Penalties for failing to foreign qualify. If a business should qualify with a state but doesn’t, the state could impose monetary fines or penalties on the business or, in some cases, its individual officers and agents. The state may also pursue fees and taxes (plus interest and penalties) the business would have owed if it had initially qualified when it should have. In most states, you will not be able to bring a lawsuit and, in rare cases, you will be barred from using certain defenses. 

What Information Do I Need to Foreign Qualify? 

States vary in the precise information they require when you register. Typically, they ask for the name of your business, along with:

  • Formation information 
  • Principal officer information
  • Registered agent information for that state

States usually charge a fee to foreign qualify, as they do for domestic incorporations, and fees vary by state. 

States also generally ask for documentation, such as a certificate of existence or certificate of good standing, from your formation state.
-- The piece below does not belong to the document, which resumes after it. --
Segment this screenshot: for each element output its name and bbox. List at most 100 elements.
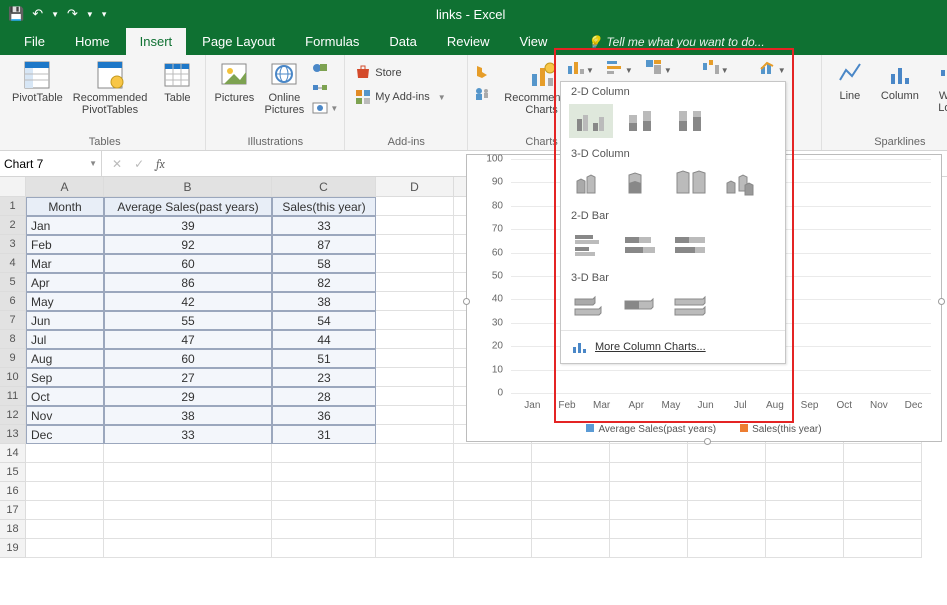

This is to confirm that you did properly form your business and you’ve kept up with compliance. 

When Is a Company Doing Business in a State?

A common question is "How much activity in a state is enough to be considered “doing business?” Unfortunately, there often isn't a clear test of how much or what types of activity trigger the need for foreign qualification. Usually, a brief isolated transaction does not rise to the level of doing business. Some types of activities that typically require a business to foreign qualify include a physical location in the state or employees on payroll in the state. 

If you’d like to know if your business has to foreign qualify, consult your lawyer. These decisions are made on a case-by-case basis – on the unique facts of your situation – and the answer may vary by state.